Paper bitcoin's does not solve the issue of losing your coins to third parties.
Yes.. you would like to imagine that you are safe in your share of a paper bitcoin, but you are not as safe as you are spinning it to be.
this bot teaching phil bitcoin history lulz
unreal times are upon us haha
I wish I lost 100 coins at mt gox as I would have gotten a refund back.
I never lost much if any in exchanges.
One of the factual matters is if you do not have bitcoin, then it is a lot harder to lose them.
In other words, it is hard to lose what you do not have.
By the way, back to my other story of losing coins.
There was one point in time around late 2014 in which I was considering converting a good chunk of my non-bitcoin (largely tax deferred retirement like funds into bitcoin). i was thinking 1/3 or 1/2, which would have greatly increased my bitcoin holdings, and the BTC price around that time was around $400-ish...

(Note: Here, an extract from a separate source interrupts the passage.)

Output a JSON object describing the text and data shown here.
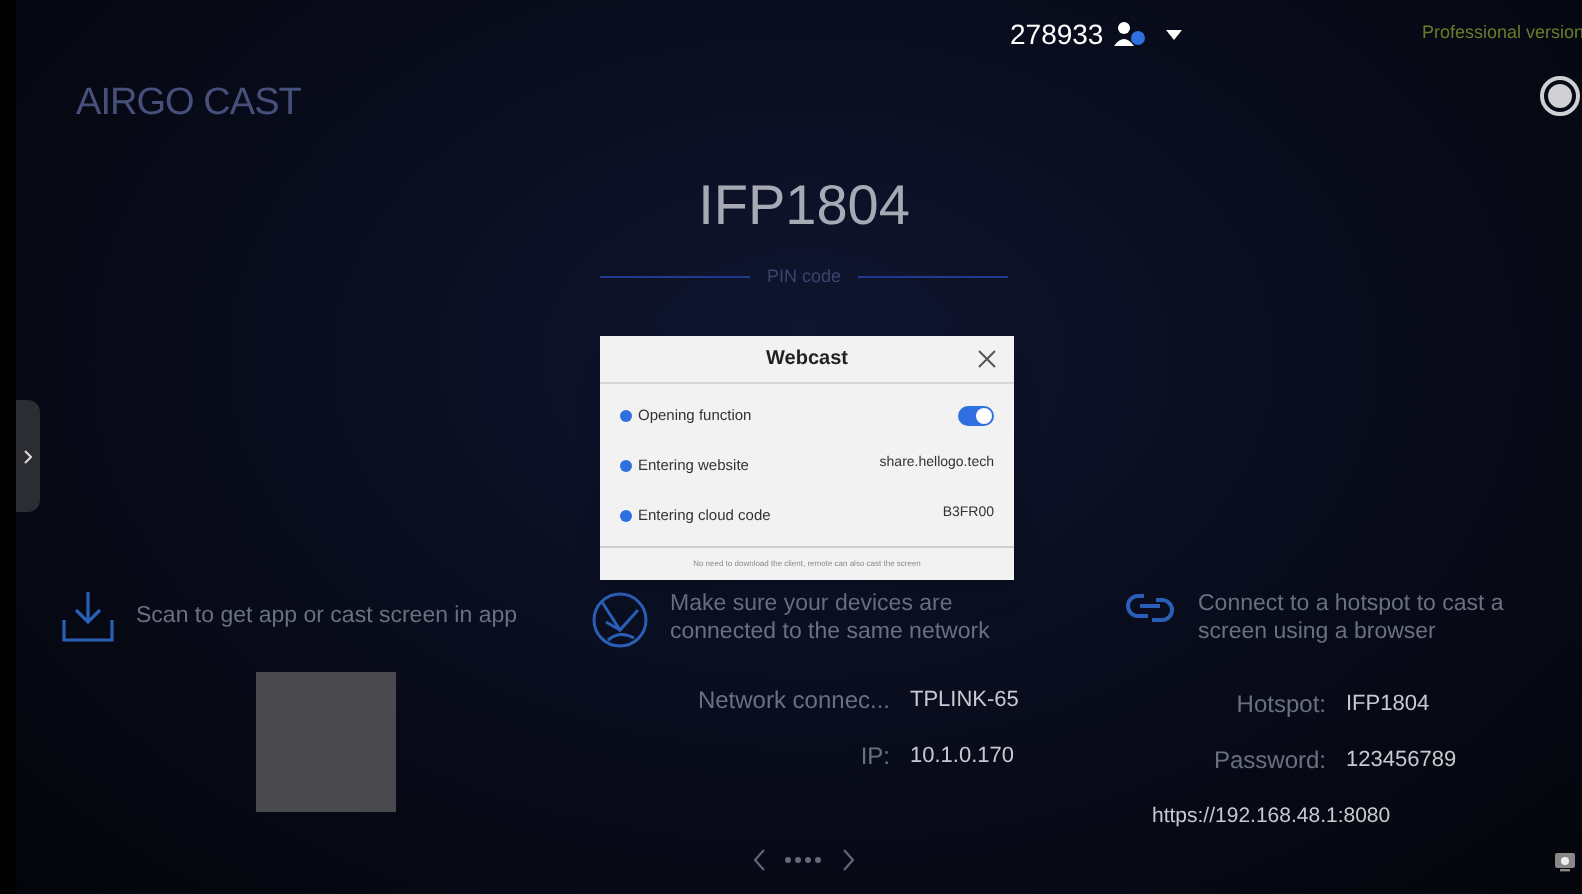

Largely, I decided not to do it, based on hedging ideas and considerations that I had already largely put enough into bitcoin, and it would not be a bad idea to just keep those other non-bitcoin retirement funds in place as a hedge... so then it get's me back to the question regarding if I had converted them, would have they gotten caught up in my own hackening situation or would have ONLY part of them gotten caught up. I really am not sure since I had various accounts that all got hacked at the same time (the sim swap situation), but they all did not get hacked... so then there is a question of having them and then there is another question of where they would have had been, if I had accumulated additional bitcoin based on a decision to reallocate somewhere between 1/3 and 1/2 of those accounts into bitcoin.
By the way, the MTGOX folks who were paid made a killing in terms of dollars, even though they only got around 18% of their bitcoin back... yet since the bitcoin had gone from $200 to $95,000 - the percentage rise made up for the haircut that they ended up taking... which surely is one of the advantages of in-kind redemption as compared with the FTX creditors, who received around 20% more of the dollar value of the coins when the coins were at $19.5k (at the time of the bankruptcy filing).. so instead of $19.5k, they got something like $23.4k.. which must have had been really satisfying for them since quite a few of them had been paid off throughout 2025.